Interleukins are regulatory peptides that participate in the host defense and repair processes of tissues7. The interleukins found in the brain that are most studied are IL-1β, IL-6, and TNF-α. Among their many roles, they are known to modulate neuroendocrine functions, sleep and in neuroinflammation. They are also strongly implicated in the neurobiology of mood and substance disorders15,37,38,39,40. Literature in this area would indicate that both IL-6 and IL-1β would be elevated in the affected groups. In our study there were no statistically significant difference in IL-6 and IL-1β between NC and the affected groups.
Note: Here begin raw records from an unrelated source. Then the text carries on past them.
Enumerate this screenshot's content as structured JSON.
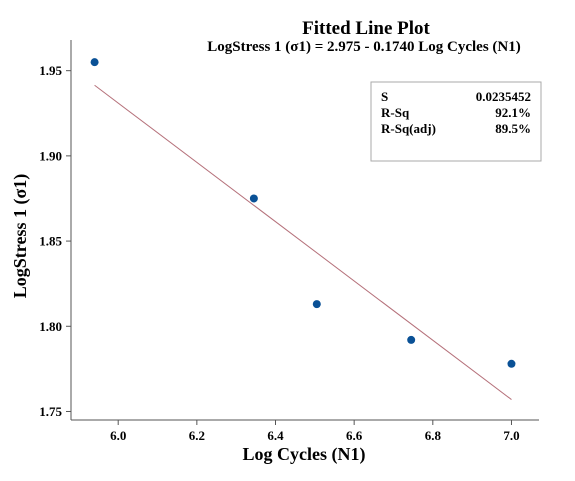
{
  "chart_data": {
    "type": "scatter",
    "title": "Fitted Line Plot",
    "subtitle": "LogStress 1 (σ1) = 2.975 - 0.1740 Log Cycles (N1)",
    "xlabel": "Log Cycles (N1)",
    "ylabel": "LogStress 1 (σ1)",
    "xlim": [
      5.88,
      7.07
    ],
    "ylim": [
      1.745,
      1.968
    ],
    "x_ticks": [
      {
        "value": 6.0,
        "label": "6.0"
      },
      {
        "value": 6.2,
        "label": "6.2"
      },
      {
        "value": 6.4,
        "label": "6.4"
      },
      {
        "value": 6.6,
        "label": "6.6"
      },
      {
        "value": 6.8,
        "label": "6.8"
      },
      {
        "value": 7.0,
        "label": "7.0"
      }
    ],
    "y_ticks": [
      {
        "value": 1.75,
        "label": "1.75"
      },
      {
        "value": 1.8,
        "label": "1.80"
      },
      {
        "value": 1.85,
        "label": "1.85"
      },
      {
        "value": 1.9,
        "label": "1.90"
      },
      {
        "value": 1.95,
        "label": "1.95"
      }
    ],
    "points": [
      {
        "x": 5.94,
        "y": 1.955
      },
      {
        "x": 6.345,
        "y": 1.875
      },
      {
        "x": 6.505,
        "y": 1.813
      },
      {
        "x": 6.745,
        "y": 1.792
      },
      {
        "x": 7.0,
        "y": 1.778
      }
    ],
    "fit": {
      "intercept": 2.975,
      "slope": -0.174,
      "x_start": 5.94,
      "x_end": 7.0
    },
    "stats": [
      {
        "label": "S",
        "value": "0.0235452"
      },
      {
        "label": "R-Sq",
        "value": "92.1%"
      },
      {
        "label": "R-Sq(adj)",
        "value": "89.5%"
      }
    ],
    "grid": false,
    "colors": {
      "points": "#0a5196",
      "fit_line": "#b5707a",
      "axis": "#555555",
      "stats_border": "#aaaaaa"
    }
  }
}
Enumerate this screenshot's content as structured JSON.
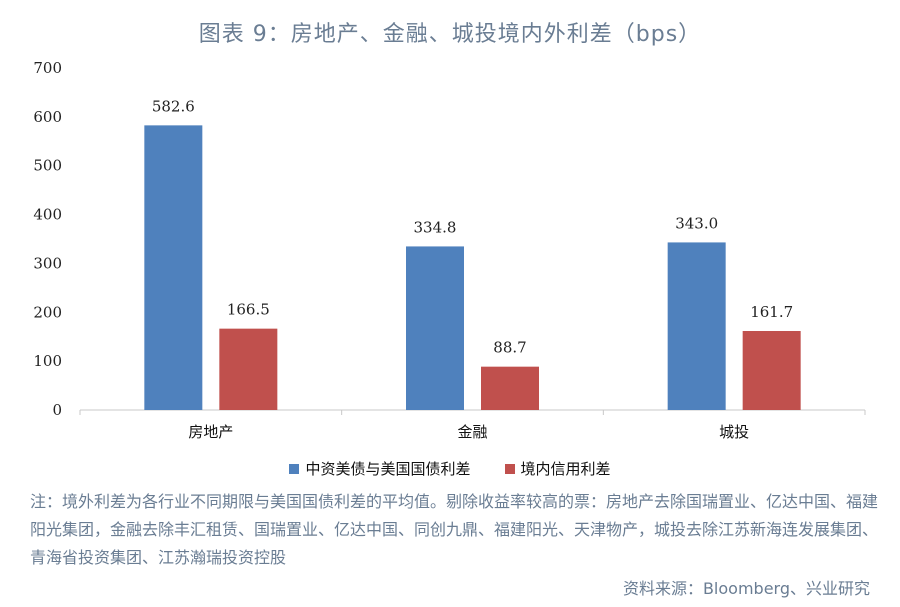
{
  "title": "图表 9：房地产、金融、城投境内外利差（bps）",
  "chart_data": {
    "type": "bar",
    "categories": [
      "房地产",
      "金融",
      "城投"
    ],
    "series": [
      {
        "name": "中资美债与美国国债利差",
        "values": [
          582.6,
          334.8,
          343.0
        ],
        "color": "#4f81bd"
      },
      {
        "name": "境内信用利差",
        "values": [
          166.5,
          88.7,
          161.7
        ],
        "color": "#c0504d"
      }
    ],
    "value_labels": [
      [
        "582.6",
        "334.8",
        "343.0"
      ],
      [
        "166.5",
        "88.7",
        "161.7"
      ]
    ],
    "ylim": [
      0,
      700
    ],
    "yticks": [
      0,
      100,
      200,
      300,
      400,
      500,
      600,
      700
    ],
    "legend_position": "bottom",
    "grid": false
  },
  "note": "注：境外利差为各行业不同期限与美国国债利差的平均值。剔除收益率较高的票：房地产去除国瑞置业、亿达中国、福建阳光集团，金融去除丰汇租赁、国瑞置业、亿达中国、同创九鼎、福建阳光、天津物产，城投去除江苏新海连发展集团、青海省投资集团、江苏瀚瑞投资控股",
  "source": "资料来源：Bloomberg、兴业研究"
}
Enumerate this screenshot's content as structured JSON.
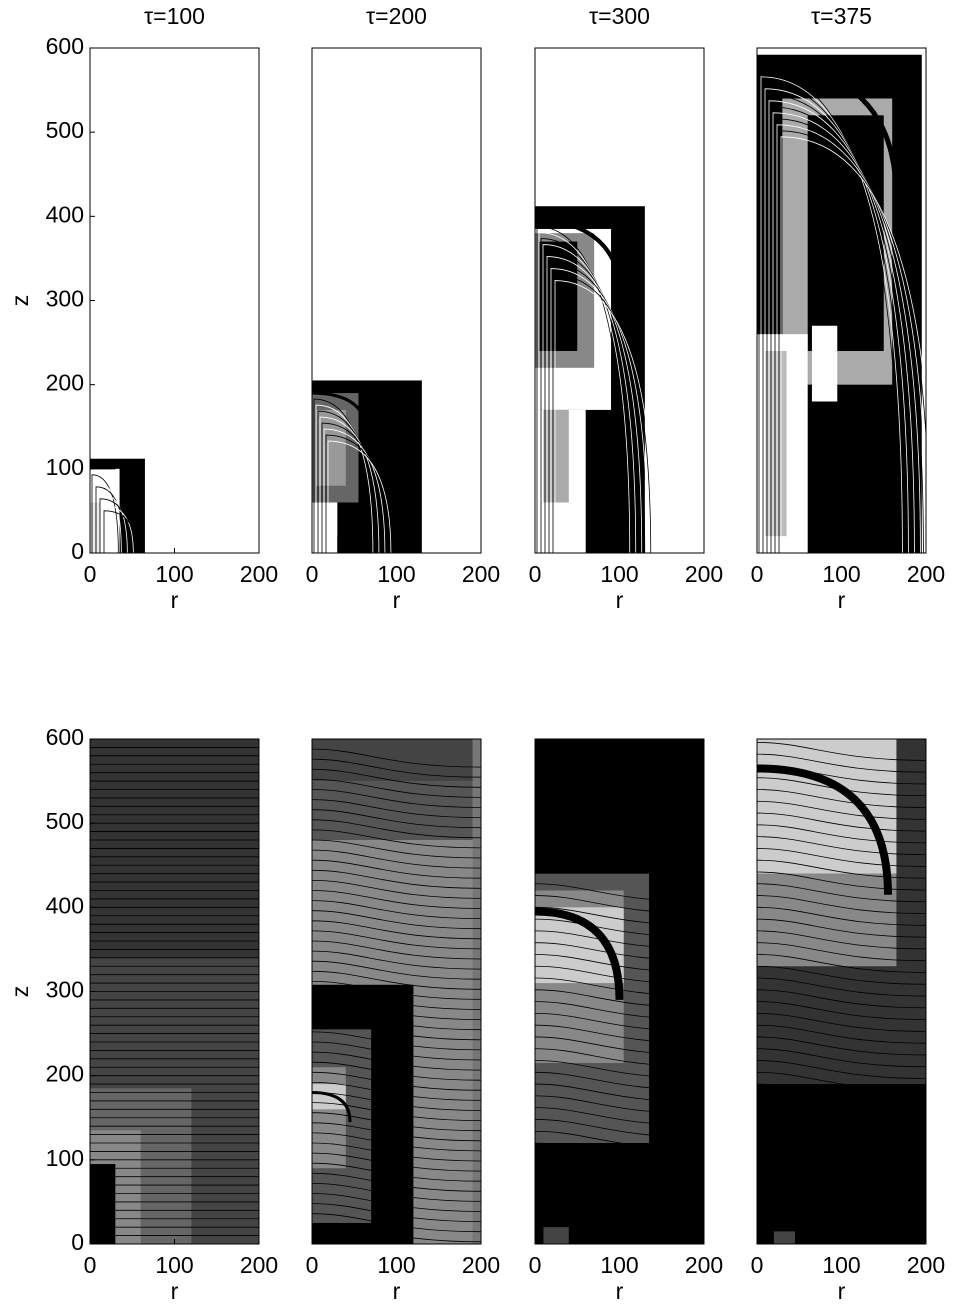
{
  "chart_data": [
    {
      "type": "image",
      "title": "τ=100",
      "xlabel": "r",
      "ylabel": "z",
      "xlim": [
        0,
        200
      ],
      "ylim": [
        0,
        600
      ],
      "xticks": [
        0,
        100,
        200
      ],
      "yticks": [
        0,
        100,
        200,
        300,
        400,
        500,
        600
      ]
    },
    {
      "type": "image",
      "title": "τ=200",
      "xlabel": "r",
      "xlim": [
        0,
        200
      ],
      "ylim": [
        0,
        600
      ],
      "xticks": [
        0,
        100,
        200
      ]
    },
    {
      "type": "image",
      "title": "τ=300",
      "xlabel": "r",
      "xlim": [
        0,
        200
      ],
      "ylim": [
        0,
        600
      ],
      "xticks": [
        0,
        100,
        200
      ]
    },
    {
      "type": "image",
      "title": "τ=375",
      "xlabel": "r",
      "xlim": [
        0,
        200
      ],
      "ylim": [
        0,
        600
      ],
      "xticks": [
        0,
        100,
        200
      ]
    },
    {
      "type": "image",
      "xlabel": "r",
      "ylabel": "z",
      "xlim": [
        0,
        200
      ],
      "ylim": [
        0,
        600
      ],
      "xticks": [
        0,
        100,
        200
      ],
      "yticks": [
        0,
        100,
        200,
        300,
        400,
        500,
        600
      ]
    },
    {
      "type": "image",
      "xlabel": "r",
      "xlim": [
        0,
        200
      ],
      "ylim": [
        0,
        600
      ],
      "xticks": [
        0,
        100,
        200
      ]
    },
    {
      "type": "image",
      "xlabel": "r",
      "xlim": [
        0,
        200
      ],
      "ylim": [
        0,
        600
      ],
      "xticks": [
        0,
        100,
        200
      ]
    },
    {
      "type": "image",
      "xlabel": "r",
      "xlim": [
        0,
        200
      ],
      "ylim": [
        0,
        600
      ],
      "xticks": [
        0,
        100,
        200
      ]
    }
  ]
}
Overall, the present study explored the correlation between brain–CSF–plasma and the differences in levels of interleukins and neurotrophic neurotrophins in periphery to CNS in a clinical sample; our major findings showed that peripheral GDNF, BDNF, IL-6, and most likely IL-1β levels correlates with their concentration in the CNS across the BBB to the plasma. We show the brain level of GDNF is higher for the subjects with a mood disorder compared to the control group and brain BDNF is higher in the treated groups. Although there is no direct evidence to prove inverse correlation in the levels of GDNF from brain to periphery. However the increased permeability of BBB in depression is high enough to let the GDNF passing through BBB. It might result from that the GDNF produced in the periphery would pass through the dysregulated BBB into the CNS to repair the impaired neurons in patients with depression. Also, the altered levels of GDNF in CSF might be, at least partially, due to the restorative effect of the GDNF to the dysregulated BBB function. The present study is novel to the literature to demonstrate the role of disease marker of peripheral and CNS levels of GDNF in depression and MDD and its role with antidepressant treatment. Hence, the interaction between dysregulation of BBB and neurotrophic levels of GDNF might play a role in the pathogenesis of depression. Together these findings indicate that increased GDNF could be a compensatory response that might appear in some MDD subjects. However, there are some limitations in our study. All subjects with a psychiatric diagnosis that are investigated in this study were receiving pharmaco-treatment (mood stabilizing agents, antipsychotics, and/or antidepressants) and it is not possible to exclude the effect of drugs on the levels of interleukins and neurotrophic factors. The other limitation is that the mood disorders groups had individuals who had either major depression or BD. So the finding is not specific to a single psychiatric disorder. The overall number of subjects and also the findings of these changes in the levels of these inflammatory markers from the same individual’s plasma, CSF and postmortem brain subjects included in the present study and the strict inclusion criteria must be considered strengths of our work, we have considered co-variates such as RIN, pH, and PMI for the postmortem brain subjects.